Agatha Christie, Queen Of Crime We Salute You - #TheWomanAlchemist September Monthly Feature
Laura MarianiShare
The PeopleAlchemist Edit: #theWomanAlchemist #Feature #womanofthemonth - Agatha Christie
Hello and welcome to the #TheWomanAlchemist monthly feature for September; this month is the turn of the legend Agatha Christie. I will not even attempt to enlist all her work's books or television and film renditions. It is far too much. Agatha Christie is simply the best-selling novelist of all time, surpassed only by the Bible and the complete work of Shakespeare. Her 66 detective novels and 14 short stories have sold over a billion copies in English and a billion in translation. Additionally, The MouseTrap is the world longest running play. I will focus on her formative years today, as they indicate her character. Additionally, I will touch upon her writing process, which is very interesting to me as a writer. I hope it will be for you too.AGATHA CHRISTIE FORMATIVE LIFE
Agatha Christie was born on 15 September 1890 in Torquay, England, in a well-off middle-class family. She was mainly home-schooled by her American father. Although her mother, Clara, did not want her to learn to read until she was eight, Agatha was bored and taught herself to read by age five. She was fascinated by the children's stories of the time - Edith Nesbit and Louisa M Alcott (spoiler alert - she is #TheWomanAlchemist for November). But also by poetry and American thrillers. Agatha spent a lot of time alone as her siblings were much older, so she invented imaginary friends and began writing poems when she was still a child. When she was five, the family spent some time in France, and it was here that Agatha learnt her colloquial but randomly spelt French. Her father died after a series of heart attacks when she was eleven, and Agatha became her mother's closest companion. By age 18, she was amusing herself by writing short stories – some of which were published and revised in the 1930s. Her mother's health and the need to economise dictated their move to Cairo and a three-month "season" at the Gezirah Palace Hotel in 1910. Agatha met her husband, aviator Archie Christie, in 1912. It was a total whirlwind affair.
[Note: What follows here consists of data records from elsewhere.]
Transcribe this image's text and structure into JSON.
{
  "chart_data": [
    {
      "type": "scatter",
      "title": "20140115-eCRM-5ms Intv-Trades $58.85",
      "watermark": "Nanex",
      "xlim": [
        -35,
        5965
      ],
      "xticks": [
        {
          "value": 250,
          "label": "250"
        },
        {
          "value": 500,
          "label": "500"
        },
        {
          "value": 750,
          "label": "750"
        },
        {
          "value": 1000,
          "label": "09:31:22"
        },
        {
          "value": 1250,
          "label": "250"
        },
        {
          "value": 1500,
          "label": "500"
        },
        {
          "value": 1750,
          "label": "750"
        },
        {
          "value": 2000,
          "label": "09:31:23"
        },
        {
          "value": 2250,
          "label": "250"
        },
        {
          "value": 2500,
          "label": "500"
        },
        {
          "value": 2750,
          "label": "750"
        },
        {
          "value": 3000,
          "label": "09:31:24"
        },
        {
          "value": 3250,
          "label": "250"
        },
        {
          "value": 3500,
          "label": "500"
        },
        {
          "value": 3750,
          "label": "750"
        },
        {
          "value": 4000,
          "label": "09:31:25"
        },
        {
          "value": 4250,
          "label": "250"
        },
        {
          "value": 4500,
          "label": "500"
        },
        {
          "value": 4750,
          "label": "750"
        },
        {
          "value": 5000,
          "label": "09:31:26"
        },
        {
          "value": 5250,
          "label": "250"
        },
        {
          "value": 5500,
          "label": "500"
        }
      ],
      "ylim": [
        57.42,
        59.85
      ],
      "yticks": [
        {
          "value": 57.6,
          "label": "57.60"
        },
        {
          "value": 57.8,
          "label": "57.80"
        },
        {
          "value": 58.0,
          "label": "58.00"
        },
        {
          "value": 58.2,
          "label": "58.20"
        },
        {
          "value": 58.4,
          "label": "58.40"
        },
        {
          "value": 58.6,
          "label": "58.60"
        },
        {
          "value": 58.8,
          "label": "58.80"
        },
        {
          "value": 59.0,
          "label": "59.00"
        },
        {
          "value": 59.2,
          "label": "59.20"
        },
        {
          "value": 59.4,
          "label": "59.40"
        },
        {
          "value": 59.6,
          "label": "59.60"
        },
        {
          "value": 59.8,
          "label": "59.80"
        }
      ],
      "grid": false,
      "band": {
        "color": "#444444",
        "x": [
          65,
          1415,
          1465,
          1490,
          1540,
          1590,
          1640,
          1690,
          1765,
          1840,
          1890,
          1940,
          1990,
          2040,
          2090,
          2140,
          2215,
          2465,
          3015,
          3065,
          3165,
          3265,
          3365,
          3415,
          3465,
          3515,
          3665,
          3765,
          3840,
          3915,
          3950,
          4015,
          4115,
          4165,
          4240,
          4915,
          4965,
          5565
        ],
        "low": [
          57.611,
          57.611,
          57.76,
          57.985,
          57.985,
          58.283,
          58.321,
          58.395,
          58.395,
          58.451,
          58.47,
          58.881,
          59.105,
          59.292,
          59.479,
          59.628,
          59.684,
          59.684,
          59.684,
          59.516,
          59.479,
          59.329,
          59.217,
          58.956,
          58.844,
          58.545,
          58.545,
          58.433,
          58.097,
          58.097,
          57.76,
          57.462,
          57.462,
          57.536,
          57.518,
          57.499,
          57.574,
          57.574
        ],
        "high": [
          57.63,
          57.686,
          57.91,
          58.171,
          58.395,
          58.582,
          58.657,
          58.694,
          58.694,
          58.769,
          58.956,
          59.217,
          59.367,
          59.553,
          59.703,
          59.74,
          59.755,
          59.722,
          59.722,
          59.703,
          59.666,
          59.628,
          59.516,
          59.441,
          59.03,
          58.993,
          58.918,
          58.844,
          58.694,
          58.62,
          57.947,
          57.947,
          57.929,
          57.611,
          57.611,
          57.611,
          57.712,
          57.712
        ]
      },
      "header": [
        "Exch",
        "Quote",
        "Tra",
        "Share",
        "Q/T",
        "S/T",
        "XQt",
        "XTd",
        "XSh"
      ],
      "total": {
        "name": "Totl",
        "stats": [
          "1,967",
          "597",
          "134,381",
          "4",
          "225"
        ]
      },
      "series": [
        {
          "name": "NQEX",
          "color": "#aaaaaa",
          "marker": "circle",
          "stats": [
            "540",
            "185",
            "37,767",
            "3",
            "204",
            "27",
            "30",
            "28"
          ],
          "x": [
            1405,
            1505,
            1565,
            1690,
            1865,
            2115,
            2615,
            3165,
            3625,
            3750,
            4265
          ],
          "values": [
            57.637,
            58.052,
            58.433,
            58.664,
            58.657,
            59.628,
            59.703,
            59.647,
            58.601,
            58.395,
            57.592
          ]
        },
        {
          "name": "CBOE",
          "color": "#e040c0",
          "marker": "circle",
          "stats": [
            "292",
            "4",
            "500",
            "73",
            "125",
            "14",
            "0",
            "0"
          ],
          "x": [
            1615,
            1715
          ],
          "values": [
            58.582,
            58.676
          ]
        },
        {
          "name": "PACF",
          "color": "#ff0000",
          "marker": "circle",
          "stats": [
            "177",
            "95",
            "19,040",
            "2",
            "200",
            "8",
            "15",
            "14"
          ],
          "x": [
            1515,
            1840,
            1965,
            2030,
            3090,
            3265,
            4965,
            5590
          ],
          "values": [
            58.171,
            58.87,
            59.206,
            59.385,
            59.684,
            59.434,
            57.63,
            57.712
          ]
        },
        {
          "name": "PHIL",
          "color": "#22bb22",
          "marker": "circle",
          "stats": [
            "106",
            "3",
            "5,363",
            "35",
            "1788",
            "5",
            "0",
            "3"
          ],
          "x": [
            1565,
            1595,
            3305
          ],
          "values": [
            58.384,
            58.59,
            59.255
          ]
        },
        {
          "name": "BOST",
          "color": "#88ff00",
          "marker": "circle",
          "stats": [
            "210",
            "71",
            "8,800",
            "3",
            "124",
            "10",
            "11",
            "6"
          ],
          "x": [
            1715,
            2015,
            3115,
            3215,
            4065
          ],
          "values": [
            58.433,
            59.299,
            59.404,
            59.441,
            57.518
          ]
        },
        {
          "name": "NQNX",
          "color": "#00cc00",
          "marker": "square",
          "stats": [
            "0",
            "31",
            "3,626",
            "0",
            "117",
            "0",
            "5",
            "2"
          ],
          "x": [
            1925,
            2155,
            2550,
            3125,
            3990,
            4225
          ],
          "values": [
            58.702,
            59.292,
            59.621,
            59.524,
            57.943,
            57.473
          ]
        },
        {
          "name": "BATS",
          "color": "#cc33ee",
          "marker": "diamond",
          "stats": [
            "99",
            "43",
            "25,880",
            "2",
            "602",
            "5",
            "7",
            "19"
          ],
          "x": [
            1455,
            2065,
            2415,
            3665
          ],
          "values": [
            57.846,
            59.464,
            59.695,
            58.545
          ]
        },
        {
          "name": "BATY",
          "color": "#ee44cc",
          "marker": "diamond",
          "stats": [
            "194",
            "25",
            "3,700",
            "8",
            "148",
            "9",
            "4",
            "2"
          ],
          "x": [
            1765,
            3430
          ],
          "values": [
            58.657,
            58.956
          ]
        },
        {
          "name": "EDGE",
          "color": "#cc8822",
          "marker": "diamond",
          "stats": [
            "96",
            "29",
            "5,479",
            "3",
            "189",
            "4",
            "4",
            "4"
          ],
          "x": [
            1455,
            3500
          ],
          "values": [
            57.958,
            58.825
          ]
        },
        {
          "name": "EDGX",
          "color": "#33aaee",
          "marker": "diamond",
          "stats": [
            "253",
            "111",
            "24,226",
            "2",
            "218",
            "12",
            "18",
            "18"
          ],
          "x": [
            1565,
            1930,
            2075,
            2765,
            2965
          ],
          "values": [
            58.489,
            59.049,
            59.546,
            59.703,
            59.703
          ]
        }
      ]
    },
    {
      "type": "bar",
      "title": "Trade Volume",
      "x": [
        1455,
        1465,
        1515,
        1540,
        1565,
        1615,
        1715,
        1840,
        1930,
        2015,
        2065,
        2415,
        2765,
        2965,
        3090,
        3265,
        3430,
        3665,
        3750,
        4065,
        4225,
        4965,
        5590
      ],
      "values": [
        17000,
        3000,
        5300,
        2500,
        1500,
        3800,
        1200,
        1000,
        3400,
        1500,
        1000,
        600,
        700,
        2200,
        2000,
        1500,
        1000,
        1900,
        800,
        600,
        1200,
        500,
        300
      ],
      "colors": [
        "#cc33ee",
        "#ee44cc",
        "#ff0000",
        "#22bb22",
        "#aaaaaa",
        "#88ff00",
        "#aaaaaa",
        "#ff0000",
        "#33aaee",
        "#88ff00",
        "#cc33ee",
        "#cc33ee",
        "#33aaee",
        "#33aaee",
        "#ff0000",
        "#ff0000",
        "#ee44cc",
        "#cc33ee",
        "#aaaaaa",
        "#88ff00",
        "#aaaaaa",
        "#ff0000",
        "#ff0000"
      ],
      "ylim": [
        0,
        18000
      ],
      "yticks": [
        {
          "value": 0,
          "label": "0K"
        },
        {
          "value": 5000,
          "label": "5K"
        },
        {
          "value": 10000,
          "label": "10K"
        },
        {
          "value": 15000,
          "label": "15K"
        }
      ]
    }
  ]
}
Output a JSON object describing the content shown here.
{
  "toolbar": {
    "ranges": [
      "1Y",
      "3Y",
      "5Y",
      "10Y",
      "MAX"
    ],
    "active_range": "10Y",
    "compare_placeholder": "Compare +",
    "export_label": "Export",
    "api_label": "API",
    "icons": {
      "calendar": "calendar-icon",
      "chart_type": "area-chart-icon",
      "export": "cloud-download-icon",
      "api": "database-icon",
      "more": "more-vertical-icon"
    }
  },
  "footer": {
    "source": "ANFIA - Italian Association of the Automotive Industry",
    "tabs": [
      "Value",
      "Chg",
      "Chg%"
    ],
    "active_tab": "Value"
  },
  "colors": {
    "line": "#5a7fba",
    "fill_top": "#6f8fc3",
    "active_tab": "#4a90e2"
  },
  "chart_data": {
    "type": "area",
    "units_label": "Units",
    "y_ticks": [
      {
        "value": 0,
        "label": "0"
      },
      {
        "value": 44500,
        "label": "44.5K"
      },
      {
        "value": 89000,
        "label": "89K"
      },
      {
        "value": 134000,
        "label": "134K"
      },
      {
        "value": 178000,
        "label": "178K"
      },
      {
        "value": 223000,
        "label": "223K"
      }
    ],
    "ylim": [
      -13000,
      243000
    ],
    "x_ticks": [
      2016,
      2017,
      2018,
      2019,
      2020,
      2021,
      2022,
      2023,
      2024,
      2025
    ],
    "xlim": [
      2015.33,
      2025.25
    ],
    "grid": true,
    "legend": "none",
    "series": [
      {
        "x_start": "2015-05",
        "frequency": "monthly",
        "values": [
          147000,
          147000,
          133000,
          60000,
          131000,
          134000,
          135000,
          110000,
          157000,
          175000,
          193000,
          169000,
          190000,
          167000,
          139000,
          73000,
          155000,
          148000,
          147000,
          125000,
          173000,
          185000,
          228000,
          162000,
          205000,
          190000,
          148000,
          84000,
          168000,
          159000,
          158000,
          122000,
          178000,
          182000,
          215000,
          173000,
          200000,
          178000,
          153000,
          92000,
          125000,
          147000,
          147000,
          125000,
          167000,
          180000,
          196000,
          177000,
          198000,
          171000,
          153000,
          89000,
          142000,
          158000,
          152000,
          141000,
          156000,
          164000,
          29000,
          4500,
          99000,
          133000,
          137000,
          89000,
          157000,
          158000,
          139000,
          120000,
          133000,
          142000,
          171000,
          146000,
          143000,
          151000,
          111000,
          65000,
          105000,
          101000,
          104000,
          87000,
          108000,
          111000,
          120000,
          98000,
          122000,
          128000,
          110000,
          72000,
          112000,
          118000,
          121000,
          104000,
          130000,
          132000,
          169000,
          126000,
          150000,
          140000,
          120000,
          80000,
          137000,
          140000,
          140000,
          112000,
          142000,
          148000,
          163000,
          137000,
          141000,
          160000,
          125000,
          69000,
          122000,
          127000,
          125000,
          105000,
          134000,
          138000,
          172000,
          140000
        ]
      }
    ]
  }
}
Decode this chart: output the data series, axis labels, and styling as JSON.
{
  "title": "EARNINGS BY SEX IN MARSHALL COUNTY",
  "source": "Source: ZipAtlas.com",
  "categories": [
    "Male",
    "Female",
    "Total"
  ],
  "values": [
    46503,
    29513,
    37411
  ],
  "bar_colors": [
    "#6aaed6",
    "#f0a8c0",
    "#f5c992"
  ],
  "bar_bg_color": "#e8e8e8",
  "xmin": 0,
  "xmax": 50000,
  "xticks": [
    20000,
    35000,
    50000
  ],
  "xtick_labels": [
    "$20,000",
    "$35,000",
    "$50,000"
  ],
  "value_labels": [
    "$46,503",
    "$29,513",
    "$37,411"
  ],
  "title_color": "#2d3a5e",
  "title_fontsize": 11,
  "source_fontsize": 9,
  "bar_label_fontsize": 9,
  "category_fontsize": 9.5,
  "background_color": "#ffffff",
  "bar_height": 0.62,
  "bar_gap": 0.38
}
Both were desperate to marry but had no money. They married on Christmas Eve, 1914. Unfortunately, on 27 December, Archie had to return to France. During the War years, they met sporadically, and it wasn't until January 1918, when Archie was posted in London, that their married life truly began.AGATHA CHRISTIE WRITING
Agatha's unusual childhood fostered her great imagination. She has always professed that she had no ambition to be a writer. Nevertheless, at eleven, she made her debut in print with a poem in a local London newspaper. Her mother encouraged her to write down the stories she liked to tell one time when she was bedridden with influenza. And that's where her passion began. She wrote poems and several short stories. But when her sister challenged her to write a detective story, her illustrious Queen of crime career started. Agatha wrote about the world she knew and saw; she was a great observer. Her descriptions of village politics, local rivalries, and family jealousies are often painfully accurate. Anything and everything could trigger the idea of a new plot. She used to dictate her stories into a Dictaphone machine, and then a secretary typed them up into a typescript, which she would correct by hand. Christie wrote in a very natural way and wrote very quickly. In the 1950s, it took her about a couple of months to write a book. Then a month to revise before the book went to the publishers. Once she was done with writing the book, Chrisite sometimes read the stories to her family after dinner, one chapter or two chapters at a time; they were her guinea pigs. Sometimes there were some guests present who also got to read her stories. But only Agatha always knew who the murderer was; the rest of the people were sometimes successful and sometimes not in guessing.THE MARY WESTMACOTT STORIES
The Mary Westmacott Stories (Omnibus) is one of the books I chose to read this month. These are six bittersweet and very personal novels written under the pseudonym of Mary Westmacott. All about affairs of the heart and as captivating and unique as the best of her crime work.This is a quote from Agatha Christie herself about writing the book/s that got me to read them:
“Shortly after that, I wrote the one book ( Absent in the Spring) that has satisfied me completely. It was a new Mary Westmacott, the book that I had always wanted to write, that had been clear in my mind. It was the picture of a woman with a complete image of herself, of what she was, but about which she was completely mistaken. Through her own actions, her own feelings and thoughts, this would be revealed to the reader. She would be, as it were, continually meeting herself, not recognising herself, but becoming increasingly uneasy. What brought about this revelation would be the fact that for the first time in her life she was alone – completely alone – for four or five days. I wrote that book in three days flat…I went straight through…I don’t think I have ever been so tired…I didn’t want to change a word and although I don’t know myself of course what it is really like, it was written as I meant to write it, and that is the proudest joy and author can have.”